I’ve been wrestling with this one design. I have a terrifically knittlerly construction going for a lacy moebius from the center out—and it just isn’t gelling. I get the needle all loaded up, and I’m ready to knit the first of some very very long rows—and I look down at the needle and the article that might go over a min pin’s head and I just can’t bring myself to trust the process and get it going. I want to have it done SOON SOON SOON for fall/winter submissions (which need to be actualized and in various hands by uhm . . . NOW) so I don’t want to invest the time and find that I have indeed created a dog collar. Pout.

So I took it all apart, and spent the evening fuddling around with a less wowie construction, a less wowie lace, practically down to two rows of garter, k2tog yo across, repeat until long enough. And well, the results did not wow me. So the project is currently on the back burner until Monday, when I may feel like dealing with it again. I may just whip up the center and two-three rows of plain knit in scrap yarn to prove that it doesn’t shrink past redemption.

Since my stress reliever was CAUSING stress, I went out to the other studio to play with ATC’s. I had recalled paper-weaving as a fun little technique, and had made a couple of cards much like scaled-down tarted up versions of the construction-paper placemats of kindergarten. I had some papers from a paper swap already about the right size, and some scrap watercolor from blotting mailing labels, so I was all set. Weft weft weft weft, and I was all done. Went to lift the paper . . . riiiiiiip. The header tore, and weft strips floated merrily out like blue and green snow. Buggah!!!!

So I went back in the house before anything else could blow up in my hands. With nothing to do, and a big red mad on. Probably the worst combination possible because the boredom and inactivity heterodyne with the frustration.

I want to start on the story. I was hoping to be able to keep the Big Bad Muse locked in the closet till my birthday, and then begin it as a birthday present to myself. Start April 1, and have 50K words done by May 1, with the general arc and pacing complete. Then polish polish polish and there’s next year’s gift to self. Bind it as a folio edition for haw-haw’s. I have an idea for the form, and I see why the narrator is telling it that way, and I have no ideas at all regarding what will happen along the way. I’m just looking forward to the ride.
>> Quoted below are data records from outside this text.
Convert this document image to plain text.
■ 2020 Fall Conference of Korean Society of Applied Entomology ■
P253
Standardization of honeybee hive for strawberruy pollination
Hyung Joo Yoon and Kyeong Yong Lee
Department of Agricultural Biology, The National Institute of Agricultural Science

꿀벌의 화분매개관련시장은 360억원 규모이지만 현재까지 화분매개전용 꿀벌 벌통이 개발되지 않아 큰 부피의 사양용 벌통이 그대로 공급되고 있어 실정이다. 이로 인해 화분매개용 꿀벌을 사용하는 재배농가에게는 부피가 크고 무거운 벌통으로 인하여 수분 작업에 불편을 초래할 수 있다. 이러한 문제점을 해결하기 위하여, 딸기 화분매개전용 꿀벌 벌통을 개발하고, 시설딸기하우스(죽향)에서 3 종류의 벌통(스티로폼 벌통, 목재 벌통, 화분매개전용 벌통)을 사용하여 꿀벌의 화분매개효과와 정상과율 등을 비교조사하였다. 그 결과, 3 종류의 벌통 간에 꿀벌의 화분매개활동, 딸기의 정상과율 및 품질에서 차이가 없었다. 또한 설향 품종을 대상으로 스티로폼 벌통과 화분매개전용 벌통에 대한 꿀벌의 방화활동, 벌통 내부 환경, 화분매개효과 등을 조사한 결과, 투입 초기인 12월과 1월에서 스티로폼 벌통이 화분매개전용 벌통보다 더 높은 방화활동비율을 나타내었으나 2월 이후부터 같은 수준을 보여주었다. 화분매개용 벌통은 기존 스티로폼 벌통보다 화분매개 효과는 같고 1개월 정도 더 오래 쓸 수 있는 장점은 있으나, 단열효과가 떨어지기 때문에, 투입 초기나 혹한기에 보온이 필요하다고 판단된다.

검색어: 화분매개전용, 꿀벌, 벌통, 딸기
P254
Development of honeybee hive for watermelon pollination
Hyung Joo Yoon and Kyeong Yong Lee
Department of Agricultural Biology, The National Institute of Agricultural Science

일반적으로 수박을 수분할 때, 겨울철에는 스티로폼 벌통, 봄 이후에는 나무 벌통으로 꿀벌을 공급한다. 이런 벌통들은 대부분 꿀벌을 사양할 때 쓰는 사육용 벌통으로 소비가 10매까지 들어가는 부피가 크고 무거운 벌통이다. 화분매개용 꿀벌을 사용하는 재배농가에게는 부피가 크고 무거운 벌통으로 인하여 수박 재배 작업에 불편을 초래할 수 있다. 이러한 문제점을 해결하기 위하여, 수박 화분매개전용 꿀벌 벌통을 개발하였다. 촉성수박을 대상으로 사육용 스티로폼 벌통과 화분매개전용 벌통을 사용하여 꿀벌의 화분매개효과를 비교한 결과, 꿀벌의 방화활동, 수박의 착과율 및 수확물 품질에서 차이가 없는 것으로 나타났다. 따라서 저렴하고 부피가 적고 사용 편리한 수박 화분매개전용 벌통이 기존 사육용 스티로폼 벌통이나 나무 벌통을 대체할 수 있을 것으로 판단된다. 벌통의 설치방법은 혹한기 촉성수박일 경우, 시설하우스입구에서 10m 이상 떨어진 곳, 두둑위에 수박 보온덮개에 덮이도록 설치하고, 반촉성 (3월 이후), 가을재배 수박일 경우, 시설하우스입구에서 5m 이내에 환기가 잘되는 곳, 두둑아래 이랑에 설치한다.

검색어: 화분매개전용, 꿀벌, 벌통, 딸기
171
But at the same time, with stuff falling apart, do I want to begin another project that lives close to my heart? I love knitting, and paper arts are fun, but writing . . . writing is close to my core in a way that these others are not. Frustration does not equal devastation, after all. Because I did not have an attachment to the outcome of the ATC I wove last night, I was able to pull it from the heap, repair it, and complete it this morning before I left for work. When the old computer went to the silicon graveyard and took all my works with it, it took months for me to write more than a grocery list, and months more to begin getting interested in doing some self-study and writing practice. This will be the first big piece I’ve attempted since the other two were stillborn.

So while I like the symbolism and the neat little cycle, I recognize I ought to strike while the iron is hot, and get the thing rolling now before the window shuts., and it turns back into a painting again. But at the same time, I fear getting started and then having it fall apart on me. I care too much to take the chance, and yet if I don’t risk it, all the caring in the world won’t help me out.